I am not aiming any perfection, my focus is clearly on getting things (the PhD) done here. Anyway, I found the idea of “writing” a complete, lengthy and formal thesis outdated and inefficient (after all, scientists should conduct nice experiments and publish their results in short, inforich and accessible research papers in order to share it ASAP with the research community, not in book-length, otherwise unaccessible PDFs) and so I try to keep myself motivated by

- doing this “thesis live” series as an open science experiment and getting useful feedback from my fellow scientists and readers

- trying to include as many systemic, whole body level material into it that could be relevant for systemic regmed approaches

- reminding myself every day that without a PhD it is hard to move further in science officially (that’s the least motivating factor though as it is official)
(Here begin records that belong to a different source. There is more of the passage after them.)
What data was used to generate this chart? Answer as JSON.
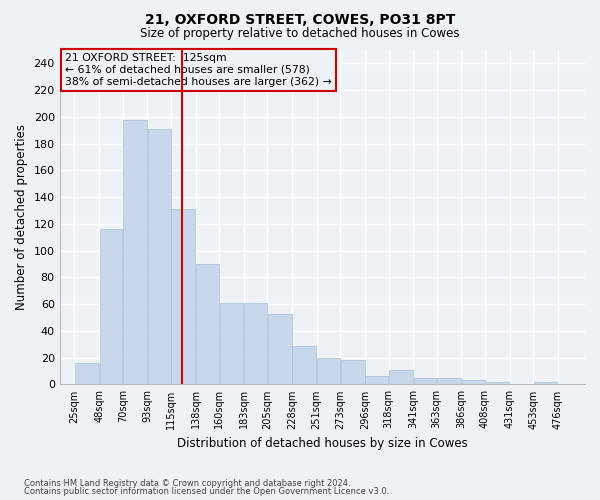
{
  "title1": "21, OXFORD STREET, COWES, PO31 8PT",
  "title2": "Size of property relative to detached houses in Cowes",
  "xlabel": "Distribution of detached houses by size in Cowes",
  "ylabel": "Number of detached properties",
  "bar_color": "#c8d8ea",
  "bar_edge_color": "#a8c0d8",
  "vline_x": 125,
  "vline_color": "#cc0000",
  "annotation_title": "21 OXFORD STREET:  125sqm",
  "annotation_line2": "← 61% of detached houses are smaller (578)",
  "annotation_line3": "38% of semi-detached houses are larger (362) →",
  "annotation_box_color": "#cc0000",
  "footnote1": "Contains HM Land Registry data © Crown copyright and database right 2024.",
  "footnote2": "Contains public sector information licensed under the Open Government Licence v3.0.",
  "bin_edges": [
    25,
    48,
    70,
    93,
    115,
    138,
    160,
    183,
    205,
    228,
    251,
    273,
    296,
    318,
    341,
    363,
    386,
    408,
    431,
    453,
    476,
    499
  ],
  "values": [
    16,
    116,
    198,
    191,
    131,
    90,
    61,
    61,
    53,
    29,
    20,
    18,
    6,
    11,
    5,
    5,
    3,
    2,
    0,
    2,
    0
  ],
  "tick_labels": [
    "25sqm",
    "48sqm",
    "70sqm",
    "93sqm",
    "115sqm",
    "138sqm",
    "160sqm",
    "183sqm",
    "205sqm",
    "228sqm",
    "251sqm",
    "273sqm",
    "296sqm",
    "318sqm",
    "341sqm",
    "363sqm",
    "386sqm",
    "408sqm",
    "431sqm",
    "453sqm",
    "476sqm"
  ],
  "ylim": [
    0,
    250
  ],
  "yticks": [
    0,
    20,
    40,
    60,
    80,
    100,
    120,
    140,
    160,
    180,
    200,
    220,
    240
  ],
  "bg_color": "#eef2f7",
  "grid_color": "#ffffff",
  "figsize": [
    6.0,
    5.0
  ],
  "dpi": 100
}
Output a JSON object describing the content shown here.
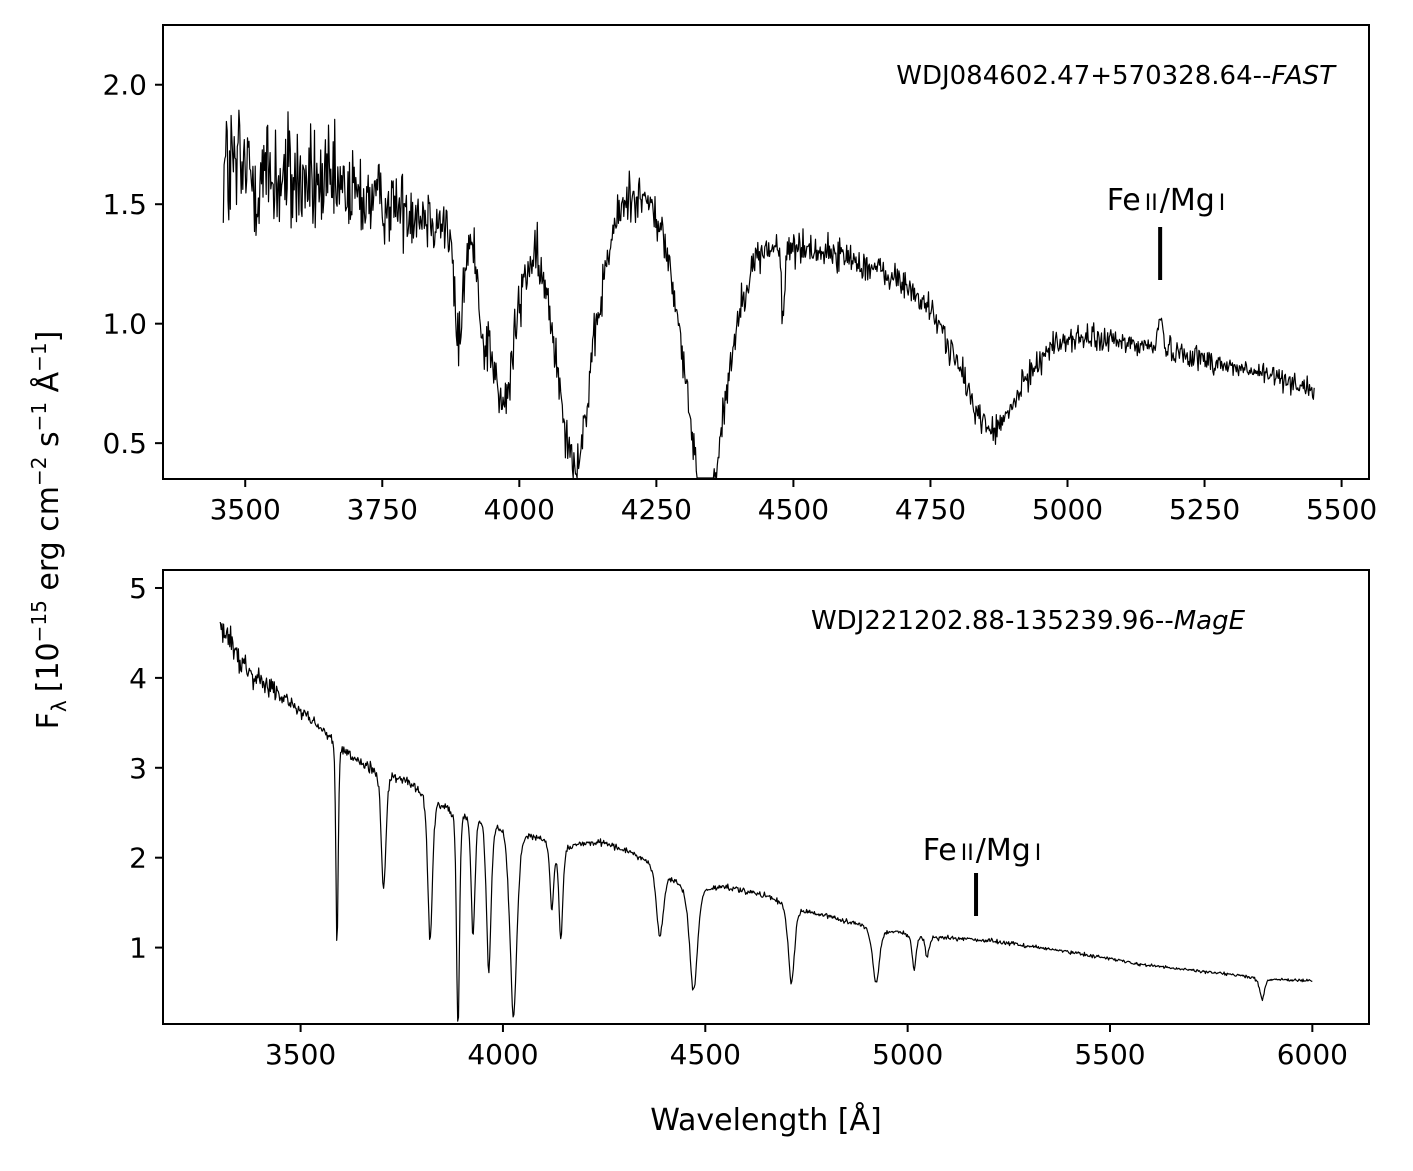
{
  "figure": {
    "ylabel": "F",
    "ylabel_sub": "λ",
    "ylabel_units": "[10",
    "ylabel_exp1": "−15",
    "ylabel_mid1": " erg cm",
    "ylabel_exp2": "−2",
    "ylabel_mid2": " s",
    "ylabel_exp3": "−1",
    "ylabel_mid3": " Å",
    "ylabel_exp4": "−1",
    "ylabel_end": "]",
    "xlabel": "Wavelength [Å]"
  },
  "chart_data": [
    {
      "type": "line",
      "panel": "top",
      "annotation_name": "WDJ084602.47+570328.64--",
      "annotation_instrument": "FAST",
      "line_marker_label": {
        "fe": "Fe",
        "fe_ion": "II",
        "slash": "/",
        "mg": "Mg",
        "mg_ion": "I"
      },
      "line_marker_wavelength": 5169,
      "xlim": [
        3350,
        5550
      ],
      "ylim": [
        0.35,
        2.25
      ],
      "xticks": [
        3500,
        3750,
        4000,
        4250,
        4500,
        4750,
        5000,
        5250,
        5500
      ],
      "xtick_labels": [
        "3500",
        "3750",
        "4000",
        "4250",
        "4500",
        "4750",
        "5000",
        "5250",
        "5500"
      ],
      "yticks": [
        0.5,
        1.0,
        1.5,
        2.0
      ],
      "ytick_labels": [
        "0.5",
        "1.0",
        "1.5",
        "2.0"
      ],
      "xrange": [
        3460,
        5450
      ],
      "noise_edges": [
        [
          3460,
          0.33
        ],
        [
          3800,
          0.14
        ],
        [
          4500,
          0.07
        ],
        [
          5450,
          0.045
        ]
      ],
      "continuum": [
        [
          3460,
          1.65
        ],
        [
          3600,
          1.6
        ],
        [
          3750,
          1.52
        ],
        [
          3900,
          1.45
        ],
        [
          4000,
          1.5
        ],
        [
          4100,
          1.45
        ],
        [
          4200,
          1.65
        ],
        [
          4300,
          1.6
        ],
        [
          4400,
          1.42
        ],
        [
          4500,
          1.36
        ],
        [
          4600,
          1.3
        ],
        [
          4700,
          1.2
        ],
        [
          4800,
          1.07
        ],
        [
          4900,
          0.98
        ],
        [
          5000,
          0.97
        ],
        [
          5100,
          0.93
        ],
        [
          5200,
          0.89
        ],
        [
          5300,
          0.82
        ],
        [
          5400,
          0.77
        ],
        [
          5450,
          0.72
        ]
      ],
      "absorption_lines": [
        {
          "center": 3889,
          "depth": 0.35,
          "width": 8
        },
        {
          "center": 3935,
          "depth": 0.2,
          "width": 8
        },
        {
          "center": 3970,
          "depth": 0.55,
          "width": 25
        },
        {
          "center": 4102,
          "depth": 0.7,
          "width": 35
        },
        {
          "center": 4340,
          "depth": 0.85,
          "width": 40
        },
        {
          "center": 4481,
          "depth": 0.25,
          "width": 3
        },
        {
          "center": 4861,
          "depth": 0.45,
          "width": 55
        }
      ],
      "emission_lines": [
        {
          "center": 5169,
          "height": 0.12,
          "width": 5
        }
      ]
    },
    {
      "type": "line",
      "panel": "bottom",
      "annotation_name": "WDJ221202.88-135239.96--",
      "annotation_instrument": "MagE",
      "line_marker_label": {
        "fe": "Fe",
        "fe_ion": "II",
        "slash": "/",
        "mg": "Mg",
        "mg_ion": "I"
      },
      "line_marker_wavelength": 5169,
      "xlim": [
        3160,
        6140
      ],
      "ylim": [
        0.15,
        5.2
      ],
      "xticks": [
        3500,
        4000,
        4500,
        5000,
        5500,
        6000
      ],
      "xtick_labels": [
        "3500",
        "4000",
        "4500",
        "5000",
        "5500",
        "6000"
      ],
      "yticks": [
        1,
        2,
        3,
        4,
        5
      ],
      "ytick_labels": [
        "1",
        "2",
        "3",
        "4",
        "5"
      ],
      "xrange": [
        3300,
        6000
      ],
      "noise_edges": [
        [
          3300,
          0.18
        ],
        [
          3500,
          0.07
        ],
        [
          4000,
          0.04
        ],
        [
          5000,
          0.025
        ],
        [
          6000,
          0.015
        ]
      ],
      "continuum": [
        [
          3300,
          4.6
        ],
        [
          3350,
          4.2
        ],
        [
          3450,
          3.8
        ],
        [
          3550,
          3.45
        ],
        [
          3650,
          3.05
        ],
        [
          3750,
          2.9
        ],
        [
          3850,
          2.62
        ],
        [
          3950,
          2.5
        ],
        [
          4050,
          2.3
        ],
        [
          4150,
          2.15
        ],
        [
          4250,
          2.18
        ],
        [
          4350,
          2.0
        ],
        [
          4450,
          1.7
        ],
        [
          4550,
          1.68
        ],
        [
          4650,
          1.58
        ],
        [
          4750,
          1.42
        ],
        [
          4850,
          1.3
        ],
        [
          4950,
          1.2
        ],
        [
          5050,
          1.12
        ],
        [
          5150,
          1.1
        ],
        [
          5250,
          1.05
        ],
        [
          5400,
          0.95
        ],
        [
          5600,
          0.8
        ],
        [
          5800,
          0.7
        ],
        [
          5880,
          0.65
        ],
        [
          6000,
          0.63
        ]
      ],
      "absorption_lines": [
        {
          "center": 3590,
          "depth": 0.7,
          "width": 3
        },
        {
          "center": 3705,
          "depth": 0.45,
          "width": 6
        },
        {
          "center": 3820,
          "depth": 0.6,
          "width": 6
        },
        {
          "center": 3889,
          "depth": 0.95,
          "width": 4
        },
        {
          "center": 3926,
          "depth": 0.55,
          "width": 5
        },
        {
          "center": 3965,
          "depth": 0.7,
          "width": 6
        },
        {
          "center": 4026,
          "depth": 0.9,
          "width": 9
        },
        {
          "center": 4121,
          "depth": 0.35,
          "width": 5
        },
        {
          "center": 4143,
          "depth": 0.5,
          "width": 5
        },
        {
          "center": 4388,
          "depth": 0.4,
          "width": 9
        },
        {
          "center": 4471,
          "depth": 0.7,
          "width": 10
        },
        {
          "center": 4713,
          "depth": 0.6,
          "width": 8
        },
        {
          "center": 4922,
          "depth": 0.5,
          "width": 9
        },
        {
          "center": 5016,
          "depth": 0.35,
          "width": 5
        },
        {
          "center": 5048,
          "depth": 0.2,
          "width": 5
        },
        {
          "center": 5876,
          "depth": 0.35,
          "width": 6
        }
      ],
      "emission_lines": []
    }
  ]
}
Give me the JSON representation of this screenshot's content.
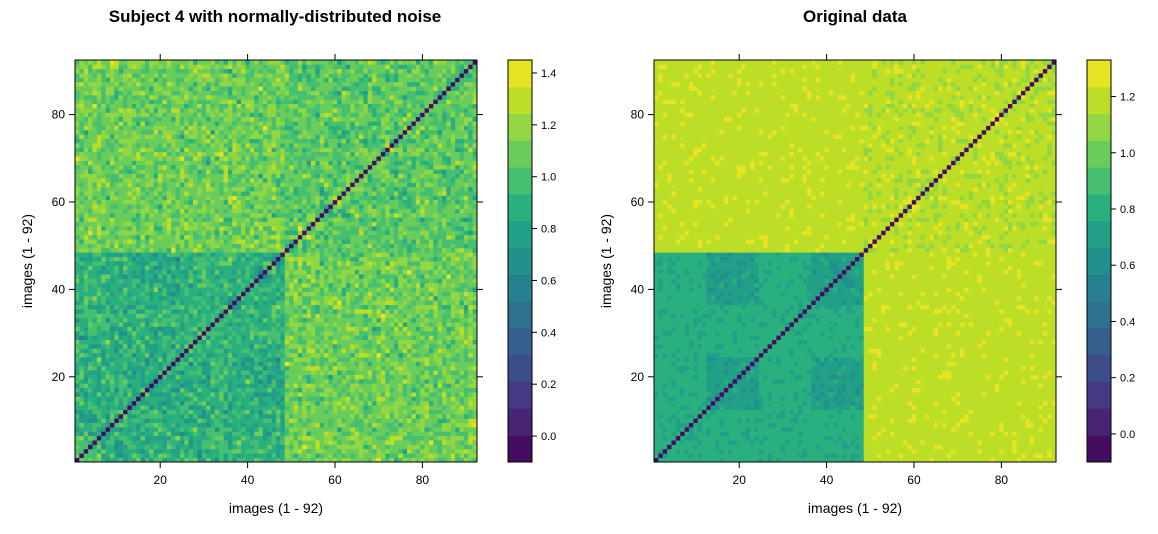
{
  "chart_data": [
    {
      "type": "heatmap",
      "title": "Subject 4 with normally-distributed noise",
      "xlabel": "images (1 - 92)",
      "ylabel": "images (1 - 92)",
      "n": 92,
      "x_ticks": [
        20,
        40,
        60,
        80
      ],
      "y_ticks": [
        20,
        40,
        60,
        80
      ],
      "colorbar": {
        "min": -0.1,
        "max": 1.45,
        "bins": 15,
        "ticks": [
          0.0,
          0.2,
          0.4,
          0.6,
          0.8,
          1.0,
          1.2,
          1.4
        ]
      },
      "structure": {
        "split": 48,
        "diagonal_value": -0.1,
        "top_left_mean": 1.05,
        "bottom_right_mean": 1.1,
        "off_diagonal_mean": 0.9,
        "sub_blocks": [
          [
            13,
            24
          ],
          [
            37,
            48
          ]
        ],
        "sub_block_mean": 0.85,
        "noise_sd": 0.1
      }
    },
    {
      "type": "heatmap",
      "title": "Original data",
      "xlabel": "images (1 - 92)",
      "ylabel": "images (1 - 92)",
      "n": 92,
      "x_ticks": [
        20,
        40,
        60,
        80
      ],
      "y_ticks": [
        20,
        40,
        60,
        80
      ],
      "colorbar": {
        "min": -0.1,
        "max": 1.33,
        "bins": 15,
        "ticks": [
          0.0,
          0.2,
          0.4,
          0.6,
          0.8,
          1.0,
          1.2
        ]
      },
      "structure": {
        "split": 48,
        "diagonal_value": -0.1,
        "top_left_mean": 1.2,
        "bottom_right_mean": 1.22,
        "off_diagonal_mean": 0.8,
        "sub_blocks": [
          [
            13,
            24
          ],
          [
            37,
            48
          ]
        ],
        "sub_block_mean": 0.72,
        "noise_sd": 0.0
      }
    }
  ],
  "viridis_stops": [
    "#440154",
    "#482173",
    "#433e85",
    "#38598c",
    "#2d708e",
    "#25858e",
    "#1e9b8a",
    "#2ab07f",
    "#52c569",
    "#86d549",
    "#c2df23",
    "#fde725"
  ]
}
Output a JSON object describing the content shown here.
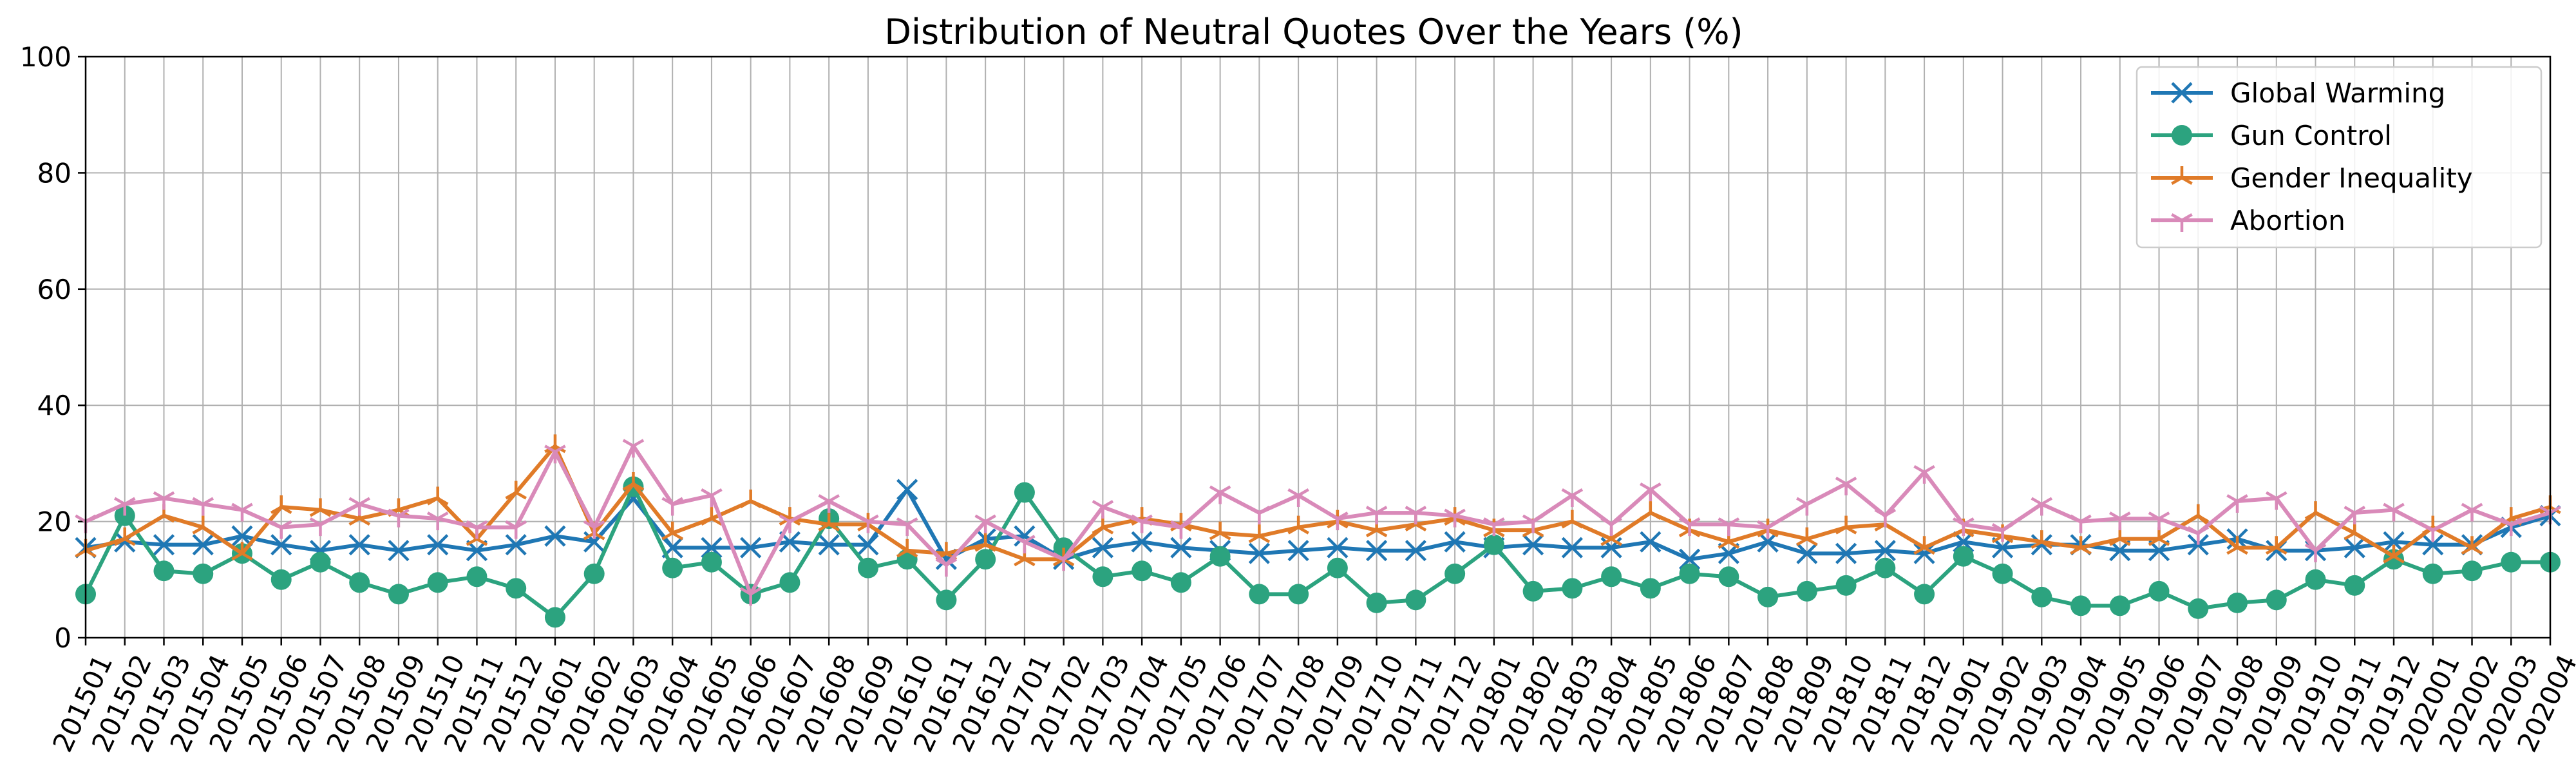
{
  "chart_data": {
    "type": "line",
    "title": "Distribution of Neutral Quotes Over the Years (%)",
    "xlabel": "",
    "ylabel": "",
    "ylim": [
      0,
      100
    ],
    "yticks": [
      0,
      20,
      40,
      60,
      80,
      100
    ],
    "grid": true,
    "legend_position": "top-right",
    "categories": [
      "201501",
      "201502",
      "201503",
      "201504",
      "201505",
      "201506",
      "201507",
      "201508",
      "201509",
      "201510",
      "201511",
      "201512",
      "201601",
      "201602",
      "201603",
      "201604",
      "201605",
      "201606",
      "201607",
      "201608",
      "201609",
      "201610",
      "201611",
      "201612",
      "201701",
      "201702",
      "201703",
      "201704",
      "201705",
      "201706",
      "201707",
      "201708",
      "201709",
      "201710",
      "201711",
      "201712",
      "201801",
      "201802",
      "201803",
      "201804",
      "201805",
      "201806",
      "201807",
      "201808",
      "201809",
      "201810",
      "201811",
      "201812",
      "201901",
      "201902",
      "201903",
      "201904",
      "201905",
      "201906",
      "201907",
      "201908",
      "201909",
      "201910",
      "201911",
      "201912",
      "202001",
      "202002",
      "202003",
      "202004"
    ],
    "series": [
      {
        "name": "Global Warming",
        "color": "#1f77b4",
        "marker": "x",
        "values": [
          15.5,
          16.5,
          16,
          16,
          17.5,
          16,
          15,
          16,
          15,
          16,
          15,
          16,
          17.5,
          16.5,
          24,
          15.5,
          15.5,
          15.5,
          16.5,
          16,
          16,
          25.5,
          13.5,
          17,
          17.5,
          13.5,
          15.5,
          16.5,
          15.5,
          15,
          14.5,
          15,
          15.5,
          15,
          15,
          16.5,
          15.5,
          16,
          15.5,
          15.5,
          16.5,
          13.5,
          14.5,
          16.5,
          14.5,
          14.5,
          15,
          14.5,
          16.5,
          15.5,
          16,
          16,
          15,
          15,
          16,
          17,
          15,
          15,
          15.5,
          16.5,
          16,
          16,
          19,
          21
        ]
      },
      {
        "name": "Gun Control",
        "color": "#2ca37f",
        "marker": "circle",
        "values": [
          7.5,
          21,
          11.5,
          11,
          14.5,
          10,
          13,
          9.5,
          7.5,
          9.5,
          10.5,
          8.5,
          3.5,
          11,
          26,
          12,
          13,
          7.5,
          9.5,
          20.5,
          12,
          13.5,
          6.5,
          13.5,
          25,
          15.5,
          10.5,
          11.5,
          9.5,
          14,
          7.5,
          7.5,
          12,
          6,
          6.5,
          11,
          16,
          8,
          8.5,
          10.5,
          8.5,
          11,
          10.5,
          7,
          8,
          9,
          12,
          7.5,
          14,
          11,
          7,
          5.5,
          5.5,
          8,
          5,
          6,
          6.5,
          10,
          9,
          13.5,
          11,
          11.5,
          13,
          13
        ]
      },
      {
        "name": "Gender Inequality",
        "color": "#e07b28",
        "marker": "tri",
        "values": [
          15,
          17,
          21,
          19,
          14.5,
          22.5,
          22,
          20.5,
          22,
          24,
          17,
          25,
          33,
          18,
          26.5,
          18,
          20.5,
          23.5,
          20.5,
          19.5,
          19.5,
          15,
          14.5,
          16,
          13.5,
          13.5,
          19,
          20.5,
          19.5,
          18,
          17.5,
          19,
          20,
          18.5,
          19.5,
          20.5,
          18.5,
          18.5,
          20,
          17,
          21.5,
          18.5,
          16.5,
          18.5,
          17,
          19,
          19.5,
          15.5,
          18.5,
          17.5,
          16.5,
          15.5,
          17,
          17,
          21,
          15.5,
          15.5,
          21.5,
          18,
          14,
          19,
          15.5,
          20.5,
          22.5
        ]
      },
      {
        "name": "Abortion",
        "color": "#d98ab9",
        "marker": "y",
        "values": [
          20,
          23,
          24,
          23,
          22,
          19,
          19.5,
          23,
          21,
          20.5,
          19,
          19,
          32,
          19,
          33,
          23,
          24.5,
          7.5,
          20,
          23.5,
          20,
          19.5,
          12.5,
          20,
          16.5,
          13.5,
          22.5,
          20,
          19,
          25,
          21.5,
          24.5,
          20.5,
          21.5,
          21.5,
          21,
          19.5,
          20,
          24.5,
          19.5,
          25.5,
          19.5,
          19.5,
          19,
          23,
          26.5,
          21,
          28.5,
          19.5,
          18.5,
          23,
          20,
          20.5,
          20.5,
          18,
          23.5,
          24,
          15,
          21.5,
          22,
          18.5,
          22,
          19.5,
          21.5
        ]
      }
    ]
  }
}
After the blah-blah let’s start with the planned introduction points:

1. Introduction:

1.1 Stem cells and regenerative medicine

1.2. Tissues, organs with different turnover and regenerative potential

Gut epithelium,
Blood – hematopoietic system
Epidermis,
Mammary epithelium,
Vascular endothelium,

Liver,
Adrenal cortex,
Pancreas,
Lung parenchyma,
Brain – central nervous system
Heart,
Skeletal muscle,
Retina,
Kidney,
Spinal Cord

1.3 Repair/Regenerative mechanisms

differentiation
fusion
paracrine factors
immunomodulatory effects
anti-inflammatory effects
mitochondrial transfer

1.4 Functional improvements through stem cells

8 Responses to “Thesis live: Introduction, “contents” draft”

  1. Alethea said

    Hi,
    I’m completely biased, of course, but I think it is misplaced to write about stem cells without having some discussion of normal development of those mature tissues you propose. Embryology might also help you structure that part, by grouping organ systems according to primary contributions from different branches of the differentiation tree over time. For example, you could discuss nearly purely mesodermal derivatives: blood, muscle, heart; separately from endodermal organs with a heavy mesodermal component: lung, pancreas, liver, gut; and from ectodermal derivatives such as your mammary epithelia, CNS, retina, peripheral nervous system (which was left off the list), and adrenal cortex.

    Just a thought.

    Also, I’d suggest you aim to write a complete, *short* and formal thesis. You’ll make everyone happier, trust me.

  2. Alethea said

    Oh yes, and what about the gonads and their ultimate stem cells?

  3. Sure, probably it worth grouping the organ systems in developmental ways too but I am more interested in the different turnover/regenerative potential partition, for instance mesodermal blood and ectodermal epithelium have high cellular turnover/regenerative potential, while ectodermal brain and mesodermal heart have low cellular turnover/regenerative potential, on the other hand mesodermal skeletal muscle and endodermal pancreas have a lower turnover, while higher regenerative potential.

    Maybe it would be interesting to overlap the developmental origin/turnover/regenerative potential and to look for correlations.

    Adrenal cortex said to be mesodermal.

  4. apalazzo said

    Good luck Attila — I’m glad that I’ll never have to write a thesis again!

  5. Thanks, Alex it’s now time for me.

  6. This is great Attila!
    I hope you get lots of good feedback.

  7. Thank you, Jean-Claude, hope I get enough and hope I finish in time.